CANBY, Ore. - Confronted with a deer whose antlers were tangled in a rope swing at a rural home, two officers saw no good choices. They weren't about to try to free the animal themselves. It weighed several hundred pounds and was thrashing wildly. A bullet in the skull seemed the alternative.

"They thought they were going to have to kill it out of compassion," Lt. Jim Strovink of the Clackamas County sheriff's office said Wednesday. "It was going to die a slow, agonizing death."

Then Deputy Jeff Miller thought of the stun gun, commonly called a Taser, after its maker, used to immobilize out-of-control prisoners or suspects.

Zap!

The deer stopped moving. The officers, one a sheriff's deputy, the other a state trooper, untangled the rope, which was dangling from a tree limb, and freed the buck.

Not long after, the deer "took off happy as a clam," Strovink said. "That was pretty good thinking."

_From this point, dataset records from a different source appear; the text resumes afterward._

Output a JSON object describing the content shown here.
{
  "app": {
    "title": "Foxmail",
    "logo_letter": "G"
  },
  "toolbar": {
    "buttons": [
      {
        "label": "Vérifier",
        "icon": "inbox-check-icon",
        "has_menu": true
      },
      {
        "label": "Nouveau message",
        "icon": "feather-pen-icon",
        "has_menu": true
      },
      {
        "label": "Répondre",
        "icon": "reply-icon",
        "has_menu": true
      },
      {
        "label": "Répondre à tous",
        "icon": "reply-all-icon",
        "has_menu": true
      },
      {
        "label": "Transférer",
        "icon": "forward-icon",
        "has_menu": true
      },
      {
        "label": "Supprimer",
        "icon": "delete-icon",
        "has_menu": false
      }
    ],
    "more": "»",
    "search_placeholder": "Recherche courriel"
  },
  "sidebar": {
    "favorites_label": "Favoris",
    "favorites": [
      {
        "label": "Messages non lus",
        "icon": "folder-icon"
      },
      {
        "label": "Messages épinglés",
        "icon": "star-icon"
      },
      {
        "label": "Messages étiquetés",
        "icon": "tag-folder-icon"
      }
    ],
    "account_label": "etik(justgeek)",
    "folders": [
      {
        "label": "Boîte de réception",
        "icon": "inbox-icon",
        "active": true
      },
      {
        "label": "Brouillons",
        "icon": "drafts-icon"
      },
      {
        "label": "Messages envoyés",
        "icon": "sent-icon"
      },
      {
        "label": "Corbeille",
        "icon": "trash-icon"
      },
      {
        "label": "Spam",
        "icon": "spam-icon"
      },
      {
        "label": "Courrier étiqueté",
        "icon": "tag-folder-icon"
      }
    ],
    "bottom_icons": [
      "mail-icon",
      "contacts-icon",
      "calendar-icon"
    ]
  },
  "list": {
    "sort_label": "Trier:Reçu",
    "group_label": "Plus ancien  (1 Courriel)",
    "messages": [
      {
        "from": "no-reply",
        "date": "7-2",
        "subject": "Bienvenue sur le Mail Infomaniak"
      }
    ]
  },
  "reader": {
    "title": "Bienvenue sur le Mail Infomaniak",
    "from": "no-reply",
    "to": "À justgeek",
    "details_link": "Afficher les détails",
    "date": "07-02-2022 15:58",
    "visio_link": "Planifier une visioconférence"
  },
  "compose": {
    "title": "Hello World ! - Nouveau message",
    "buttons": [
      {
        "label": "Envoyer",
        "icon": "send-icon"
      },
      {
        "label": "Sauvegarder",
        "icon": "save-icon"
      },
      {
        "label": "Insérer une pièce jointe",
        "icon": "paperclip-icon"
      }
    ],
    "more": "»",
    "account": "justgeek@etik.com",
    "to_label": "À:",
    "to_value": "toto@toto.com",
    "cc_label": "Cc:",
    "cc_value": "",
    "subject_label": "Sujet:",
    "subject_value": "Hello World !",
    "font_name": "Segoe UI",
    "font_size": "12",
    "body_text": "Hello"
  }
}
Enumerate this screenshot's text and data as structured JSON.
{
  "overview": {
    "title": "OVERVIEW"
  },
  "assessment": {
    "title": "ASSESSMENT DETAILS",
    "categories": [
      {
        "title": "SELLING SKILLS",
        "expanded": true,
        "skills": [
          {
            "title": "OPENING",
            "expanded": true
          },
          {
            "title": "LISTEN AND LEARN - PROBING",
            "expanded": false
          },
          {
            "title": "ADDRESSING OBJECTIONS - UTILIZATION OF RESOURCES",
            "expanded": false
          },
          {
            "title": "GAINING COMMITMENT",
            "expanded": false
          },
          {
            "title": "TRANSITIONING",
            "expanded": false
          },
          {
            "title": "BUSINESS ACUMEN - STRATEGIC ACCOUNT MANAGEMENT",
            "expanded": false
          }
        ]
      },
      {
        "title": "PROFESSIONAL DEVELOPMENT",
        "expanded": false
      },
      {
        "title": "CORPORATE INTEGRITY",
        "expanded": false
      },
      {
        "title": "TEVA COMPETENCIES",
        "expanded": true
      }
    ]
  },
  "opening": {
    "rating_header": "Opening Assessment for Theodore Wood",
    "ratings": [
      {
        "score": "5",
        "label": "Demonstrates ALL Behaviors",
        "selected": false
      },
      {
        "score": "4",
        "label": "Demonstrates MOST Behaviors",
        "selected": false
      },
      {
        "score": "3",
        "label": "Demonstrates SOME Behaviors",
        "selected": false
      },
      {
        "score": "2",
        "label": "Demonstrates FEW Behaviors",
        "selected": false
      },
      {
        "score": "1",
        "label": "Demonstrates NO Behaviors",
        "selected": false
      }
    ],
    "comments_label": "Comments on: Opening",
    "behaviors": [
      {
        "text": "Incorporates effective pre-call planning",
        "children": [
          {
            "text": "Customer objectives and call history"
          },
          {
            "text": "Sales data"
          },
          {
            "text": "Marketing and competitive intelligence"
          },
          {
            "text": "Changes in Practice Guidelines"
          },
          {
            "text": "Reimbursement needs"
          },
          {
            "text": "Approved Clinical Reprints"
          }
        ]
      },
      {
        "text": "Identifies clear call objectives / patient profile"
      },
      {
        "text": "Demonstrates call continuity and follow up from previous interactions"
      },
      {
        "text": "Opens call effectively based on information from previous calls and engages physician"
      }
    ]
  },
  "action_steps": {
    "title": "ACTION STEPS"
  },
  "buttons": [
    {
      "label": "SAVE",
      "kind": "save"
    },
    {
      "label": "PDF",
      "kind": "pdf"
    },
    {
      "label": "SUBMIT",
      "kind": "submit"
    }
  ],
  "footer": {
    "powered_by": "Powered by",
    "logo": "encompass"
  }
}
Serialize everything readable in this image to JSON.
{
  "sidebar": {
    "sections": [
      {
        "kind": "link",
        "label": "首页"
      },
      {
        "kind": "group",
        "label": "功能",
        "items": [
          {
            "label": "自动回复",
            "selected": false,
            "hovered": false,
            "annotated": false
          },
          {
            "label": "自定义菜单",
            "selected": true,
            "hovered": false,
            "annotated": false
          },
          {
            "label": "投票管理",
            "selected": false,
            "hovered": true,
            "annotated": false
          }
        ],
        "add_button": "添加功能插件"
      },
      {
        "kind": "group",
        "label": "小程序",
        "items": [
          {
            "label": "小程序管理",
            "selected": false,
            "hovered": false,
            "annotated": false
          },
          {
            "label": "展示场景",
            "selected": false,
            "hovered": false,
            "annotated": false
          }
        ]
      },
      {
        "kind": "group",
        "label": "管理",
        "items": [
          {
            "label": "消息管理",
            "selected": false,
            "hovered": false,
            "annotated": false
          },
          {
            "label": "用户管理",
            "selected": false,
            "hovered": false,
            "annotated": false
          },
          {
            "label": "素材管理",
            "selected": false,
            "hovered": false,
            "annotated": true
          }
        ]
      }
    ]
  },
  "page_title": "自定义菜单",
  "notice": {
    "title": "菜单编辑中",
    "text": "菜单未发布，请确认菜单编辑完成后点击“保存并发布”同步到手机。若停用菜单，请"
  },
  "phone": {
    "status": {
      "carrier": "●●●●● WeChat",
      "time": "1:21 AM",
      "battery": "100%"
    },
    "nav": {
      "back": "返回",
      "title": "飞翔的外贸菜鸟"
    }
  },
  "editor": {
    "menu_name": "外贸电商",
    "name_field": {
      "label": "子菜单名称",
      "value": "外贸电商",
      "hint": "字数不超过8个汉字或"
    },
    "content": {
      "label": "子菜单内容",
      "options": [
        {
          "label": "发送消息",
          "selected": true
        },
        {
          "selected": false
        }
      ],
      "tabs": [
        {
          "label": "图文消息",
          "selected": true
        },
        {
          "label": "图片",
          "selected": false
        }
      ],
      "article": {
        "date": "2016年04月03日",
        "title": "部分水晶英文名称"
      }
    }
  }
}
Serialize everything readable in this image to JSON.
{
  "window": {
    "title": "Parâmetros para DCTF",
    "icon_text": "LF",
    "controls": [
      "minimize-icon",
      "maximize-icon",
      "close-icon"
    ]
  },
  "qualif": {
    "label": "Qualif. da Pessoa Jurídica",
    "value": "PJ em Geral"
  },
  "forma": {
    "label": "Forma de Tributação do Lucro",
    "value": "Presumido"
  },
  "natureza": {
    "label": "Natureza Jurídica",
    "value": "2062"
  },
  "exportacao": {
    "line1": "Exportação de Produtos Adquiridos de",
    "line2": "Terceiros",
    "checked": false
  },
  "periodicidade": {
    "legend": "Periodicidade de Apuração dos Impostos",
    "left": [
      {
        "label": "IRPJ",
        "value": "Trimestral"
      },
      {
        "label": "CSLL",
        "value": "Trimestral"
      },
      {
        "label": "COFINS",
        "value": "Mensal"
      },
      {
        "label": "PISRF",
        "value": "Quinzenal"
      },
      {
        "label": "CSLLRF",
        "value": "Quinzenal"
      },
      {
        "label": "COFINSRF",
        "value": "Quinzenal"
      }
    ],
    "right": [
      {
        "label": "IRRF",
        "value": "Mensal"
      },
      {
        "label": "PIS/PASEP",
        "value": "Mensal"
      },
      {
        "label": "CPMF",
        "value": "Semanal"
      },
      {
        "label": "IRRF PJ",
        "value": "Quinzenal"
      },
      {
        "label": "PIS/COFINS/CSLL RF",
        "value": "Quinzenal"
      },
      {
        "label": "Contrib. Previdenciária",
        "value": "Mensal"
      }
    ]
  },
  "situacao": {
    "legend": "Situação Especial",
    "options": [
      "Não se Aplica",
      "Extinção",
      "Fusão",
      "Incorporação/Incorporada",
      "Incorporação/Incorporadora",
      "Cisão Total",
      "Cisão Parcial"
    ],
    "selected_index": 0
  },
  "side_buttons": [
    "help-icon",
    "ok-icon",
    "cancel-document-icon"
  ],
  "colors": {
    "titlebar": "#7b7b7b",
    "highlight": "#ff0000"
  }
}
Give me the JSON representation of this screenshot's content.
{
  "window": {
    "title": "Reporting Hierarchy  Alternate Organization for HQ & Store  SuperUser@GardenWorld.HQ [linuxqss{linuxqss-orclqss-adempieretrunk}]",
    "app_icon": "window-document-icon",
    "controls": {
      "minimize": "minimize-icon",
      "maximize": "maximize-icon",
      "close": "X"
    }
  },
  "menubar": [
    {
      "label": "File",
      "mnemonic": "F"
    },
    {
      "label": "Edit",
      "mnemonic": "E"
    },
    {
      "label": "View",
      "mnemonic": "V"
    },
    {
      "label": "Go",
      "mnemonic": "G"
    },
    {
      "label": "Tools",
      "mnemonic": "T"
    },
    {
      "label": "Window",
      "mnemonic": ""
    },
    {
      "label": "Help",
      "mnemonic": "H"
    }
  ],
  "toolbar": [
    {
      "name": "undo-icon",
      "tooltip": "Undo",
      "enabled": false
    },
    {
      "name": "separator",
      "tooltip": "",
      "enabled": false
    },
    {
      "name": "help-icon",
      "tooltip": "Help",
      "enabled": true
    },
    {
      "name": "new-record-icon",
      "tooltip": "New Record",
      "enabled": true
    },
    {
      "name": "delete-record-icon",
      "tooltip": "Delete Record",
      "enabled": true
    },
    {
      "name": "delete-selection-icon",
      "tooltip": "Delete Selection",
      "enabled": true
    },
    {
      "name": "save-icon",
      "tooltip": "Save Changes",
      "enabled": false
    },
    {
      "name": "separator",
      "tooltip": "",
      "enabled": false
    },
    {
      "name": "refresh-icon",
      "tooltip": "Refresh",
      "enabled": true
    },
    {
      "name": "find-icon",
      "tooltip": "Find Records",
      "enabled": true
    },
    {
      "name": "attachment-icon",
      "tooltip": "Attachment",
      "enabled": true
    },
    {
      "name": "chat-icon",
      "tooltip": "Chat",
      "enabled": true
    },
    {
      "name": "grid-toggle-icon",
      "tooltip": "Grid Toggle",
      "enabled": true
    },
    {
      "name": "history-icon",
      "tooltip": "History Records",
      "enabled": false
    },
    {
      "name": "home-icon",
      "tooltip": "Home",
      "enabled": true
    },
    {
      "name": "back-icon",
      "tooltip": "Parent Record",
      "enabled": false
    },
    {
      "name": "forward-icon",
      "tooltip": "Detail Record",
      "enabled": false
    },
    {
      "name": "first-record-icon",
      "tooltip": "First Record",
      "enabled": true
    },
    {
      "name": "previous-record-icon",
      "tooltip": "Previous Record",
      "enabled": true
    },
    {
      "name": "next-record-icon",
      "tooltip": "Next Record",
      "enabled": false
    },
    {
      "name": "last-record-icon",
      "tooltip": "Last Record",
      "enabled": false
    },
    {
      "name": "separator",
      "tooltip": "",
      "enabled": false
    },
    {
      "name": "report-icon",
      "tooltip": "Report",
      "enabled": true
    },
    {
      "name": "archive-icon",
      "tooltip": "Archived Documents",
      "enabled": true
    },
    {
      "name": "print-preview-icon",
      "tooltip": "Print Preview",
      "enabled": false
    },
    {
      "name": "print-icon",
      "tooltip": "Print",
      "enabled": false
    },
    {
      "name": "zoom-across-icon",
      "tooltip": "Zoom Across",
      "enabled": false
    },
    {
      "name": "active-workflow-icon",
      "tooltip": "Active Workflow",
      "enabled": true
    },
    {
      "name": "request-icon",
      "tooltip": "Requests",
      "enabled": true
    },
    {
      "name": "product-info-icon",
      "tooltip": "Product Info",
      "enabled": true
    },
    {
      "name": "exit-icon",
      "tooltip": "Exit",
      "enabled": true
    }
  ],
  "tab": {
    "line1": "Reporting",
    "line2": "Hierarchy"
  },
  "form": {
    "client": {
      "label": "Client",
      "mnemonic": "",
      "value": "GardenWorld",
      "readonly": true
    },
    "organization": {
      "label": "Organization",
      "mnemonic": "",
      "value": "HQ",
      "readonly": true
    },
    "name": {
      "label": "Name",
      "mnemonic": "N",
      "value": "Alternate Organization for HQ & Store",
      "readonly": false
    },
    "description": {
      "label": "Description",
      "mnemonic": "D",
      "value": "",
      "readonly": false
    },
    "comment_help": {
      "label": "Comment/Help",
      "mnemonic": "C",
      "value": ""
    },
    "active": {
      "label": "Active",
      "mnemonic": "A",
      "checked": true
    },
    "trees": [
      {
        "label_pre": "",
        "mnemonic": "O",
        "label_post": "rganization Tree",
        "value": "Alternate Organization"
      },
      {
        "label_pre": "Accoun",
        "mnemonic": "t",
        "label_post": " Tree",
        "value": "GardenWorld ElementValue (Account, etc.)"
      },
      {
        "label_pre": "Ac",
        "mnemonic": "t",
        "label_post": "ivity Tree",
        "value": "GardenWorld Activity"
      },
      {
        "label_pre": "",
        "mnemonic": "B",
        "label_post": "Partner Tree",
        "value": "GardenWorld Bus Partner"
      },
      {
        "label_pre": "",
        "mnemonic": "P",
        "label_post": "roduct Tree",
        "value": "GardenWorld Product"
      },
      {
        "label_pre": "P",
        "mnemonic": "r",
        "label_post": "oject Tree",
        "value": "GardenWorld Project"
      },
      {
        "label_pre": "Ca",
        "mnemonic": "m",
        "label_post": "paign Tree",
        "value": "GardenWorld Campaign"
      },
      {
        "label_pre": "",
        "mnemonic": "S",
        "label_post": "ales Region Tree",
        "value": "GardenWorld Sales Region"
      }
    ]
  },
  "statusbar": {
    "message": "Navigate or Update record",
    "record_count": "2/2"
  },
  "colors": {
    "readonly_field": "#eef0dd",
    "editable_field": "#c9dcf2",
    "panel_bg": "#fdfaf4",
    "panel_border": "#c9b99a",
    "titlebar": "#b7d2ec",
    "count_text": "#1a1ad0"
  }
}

I’m on the list for National Animal Control Association inquiries about various techniques, equipment, and so on. The most common questions seem to be about tasers, pepper spray, and even guns. When I was an officer, we had to qualify on a rifle range, but we rarely used guns and never carried them except for some special reason. Didn’t carry spray and hadn’t heard of Tasers. In the city there was generally a police officer or deputy close enough to do any shooting necessary, but deadly force is no joke and even sprays and Tasers have the potential to turn into emergency EMT calls, maybe on behalf of the person wielding the spray or stun gun. Conditions need to be right -- the wind not blowing in one’s own face -- and one must be in total control. Anyway, there’s always the chance that when you use the Taser to stop a knothead, you might stop his or her heart forever.

Still, that worked pretty slick on the deer and it might work on an ostrich in case you’ve never had any bola lessons or don’t happen to be carrying bolas under your car seat.

The bottom line on these stories, to my mind, is that emergency responders need to be cooperators and quick thinkers, no matter what the problem is. One of Ambulance Driver’s latest posts is about an emergency in a strip club, where there was probably a lot more response than the emergency called for. I never did get a call to a strip club, but I did go pick up a dog at a massage parlor once. It was a little fluffy white poodle. The girl in the leopard print negligee told me they found it in the rain, all muddy and forlorn. The girl in the flame red babydolls said they gave it a nice bubble bath. And the girl in the black lace bra and panty set told me they blew it dry. There was a pause. Then we all laughed.

I’m not sure whether the dog was happy as a clam. I’ve always wondered how one knows when a clam is happy. When it’s escaped, I guess.

1 comment:

Anonymous said...

WOW! These are some great stories. Thanks for sharing them.